Такое устройство книжного пространства заставляет маленького читателя соблюдать чинный порядок, как при посещении зверинца, — неторопливо перелистывать страницы, неспешно рассматривать картинки и попутно знакомиться с сопровождающими их стихотворными подписями. Как далеки эти степенные экскурсии по поэтическим вольерам от того веселого и торопливого, вприпрыжку, маршрута, на который увлекает любого читателя сказочная поэма Чуковского! В зоосадовских книжках сам ритм прогулки навязан затверженными метрическими схемами — четырехстопным хореем, четырехстопным и трехстопным ямбом; непредсказуемая чехарда размеров в духе «Крокодила» здесь столь же предосудительна, как и беспорядочная беготня детей по дорожкам настоящего зверинца.
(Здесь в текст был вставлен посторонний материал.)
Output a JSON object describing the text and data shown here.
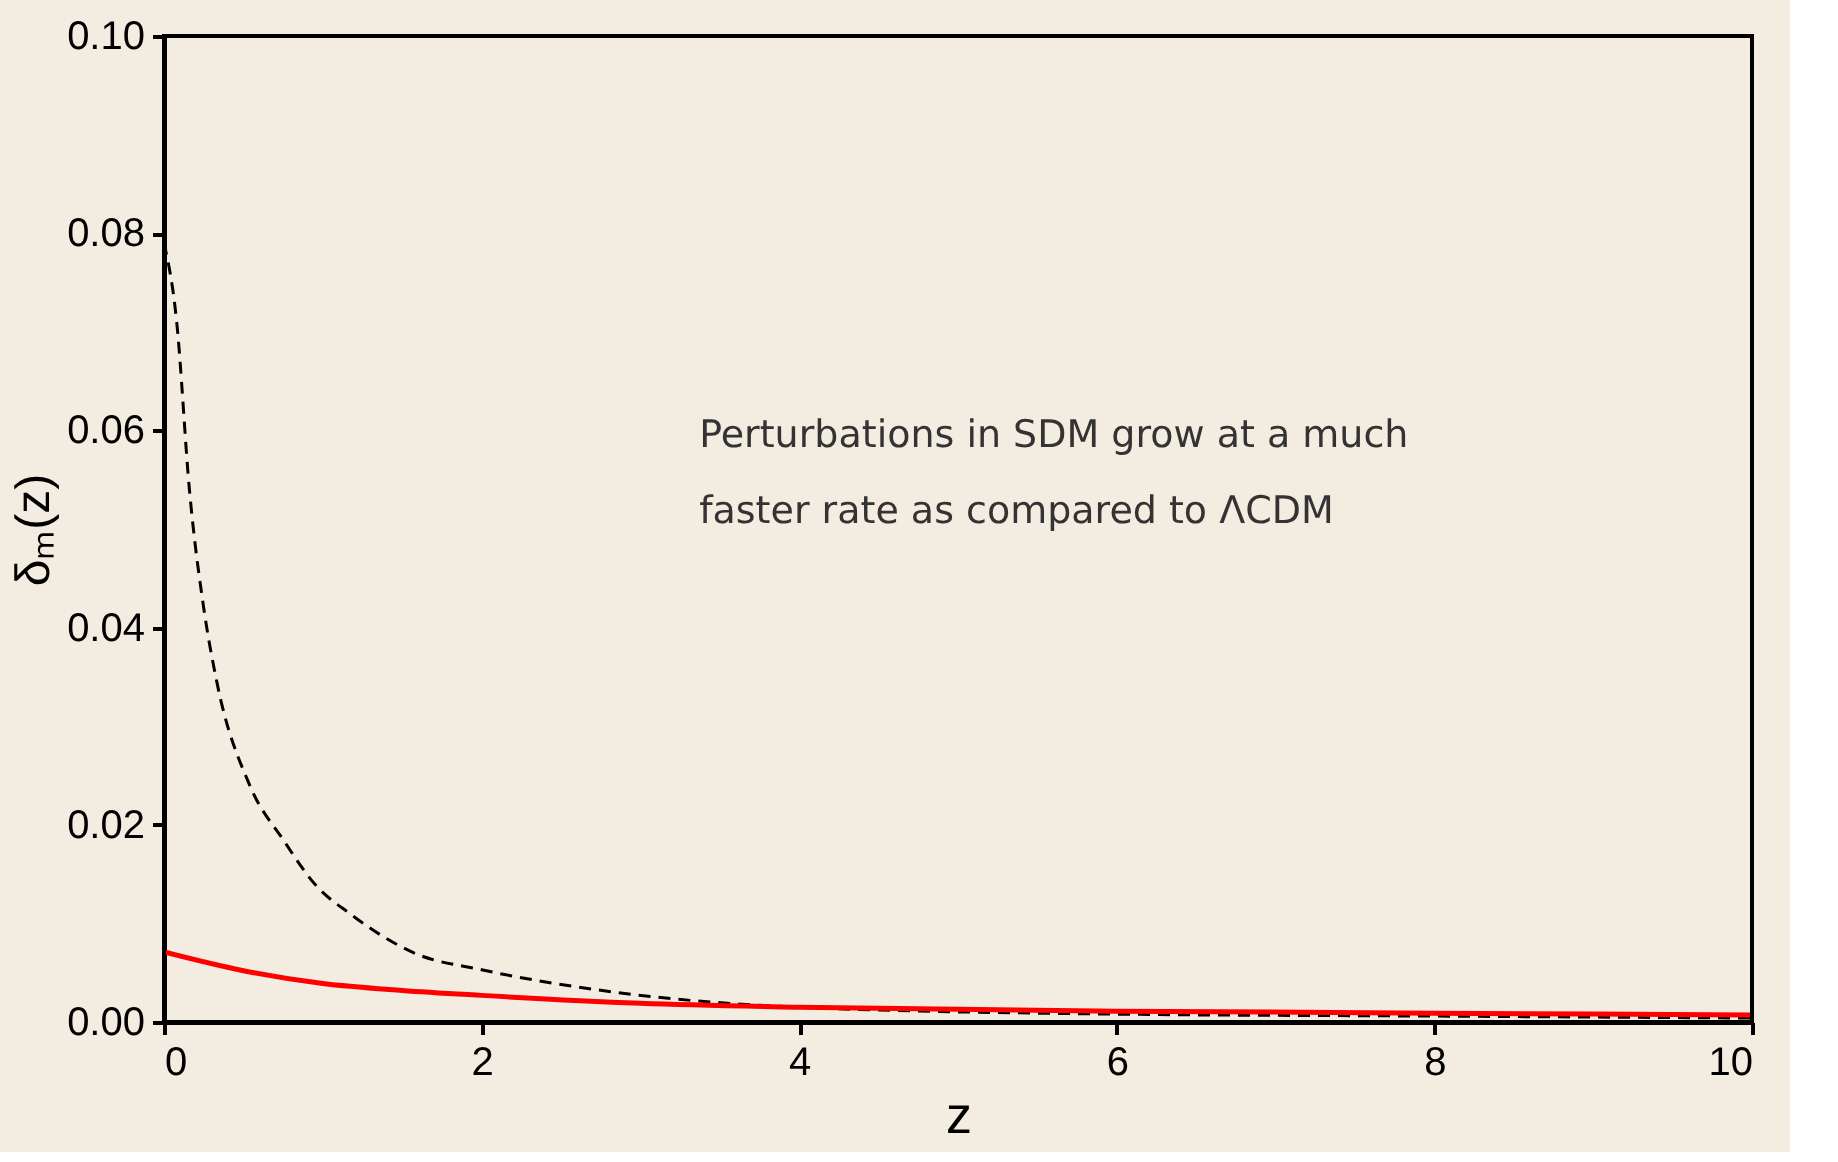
{
  "chart_data": {
    "type": "line",
    "xlabel": "z",
    "ylabel": "δₘ(z)",
    "xlim": [
      0,
      10
    ],
    "xticks": [
      0,
      2,
      4,
      6,
      8,
      10
    ],
    "ylim": [
      0,
      0.1
    ],
    "yticks": [
      {
        "value": 0,
        "label": "0.00"
      },
      0.02,
      0.04,
      0.06,
      0.08,
      {
        "value": 0.1,
        "label": "0.10"
      }
    ],
    "grid": false,
    "annotations": [
      "Perturbations in SDM grow at a much",
      "faster rate as compared to ΛCDM"
    ],
    "series": [
      {
        "color": "#000000",
        "line_style": "dashed",
        "x": [
          0,
          0.08,
          0.16,
          0.25,
          0.33,
          0.54,
          0.75,
          0.96,
          1.17,
          1.59,
          2.0,
          2.85,
          4,
          6,
          8,
          10
        ],
        "values": [
          0.079,
          0.071,
          0.054,
          0.042,
          0.0347,
          0.024,
          0.0185,
          0.0138,
          0.011,
          0.0069,
          0.0053,
          0.003,
          0.0015,
          0.0008,
          0.0006,
          0.0004
        ]
      },
      {
        "color": "#ff0000",
        "line_style": "solid",
        "x": [
          0,
          0.5,
          1,
          1.5,
          2,
          3,
          4,
          6,
          8,
          10
        ],
        "values": [
          0.0071,
          0.0052,
          0.0039,
          0.0032,
          0.0027,
          0.0019,
          0.0015,
          0.0011,
          0.0009,
          0.0007
        ]
      }
    ]
  }
}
Композиция типовой книжки о «детках в клетках» столь ориентирована на организационные нормы зоосада, что автору порой приходится в стихотворной форме дублировать предупреждающие и запретительные надписи: «Опасно»; «Не трогать»; «Близко не подходить». Так, В. Маяковский напоминает о необходимости держаться подальше от крокодила, вновь отчуждая его после одомашнивания в десятилетней давности сказке Чуковского: «Крокодил. Гроза детей. // Лучше не гневите. // Только он сидит в воде // и пока не виден». С. Федорченко вносит в список животных, которых стоит опасаться, носорога («…злющие глазки // смотрят без опаски! // Безоружным // встречаться с ним лучше не нужно!») и кабана («…сыт я, не сыт, // но все равно сердит! // Кого ни встречу — // изувечу!»). Даже тонкий ход С. Маршака сводится в итоге к ознакомлению ребенка с правилами безопасности; внушение должно еще сильнее подействовать на малыша, поскольку оно исходит не от взрослого, а от самого зверя: «Эй, не стойте // Слишком близко: // Я — тигренок, // А не киска!»[9]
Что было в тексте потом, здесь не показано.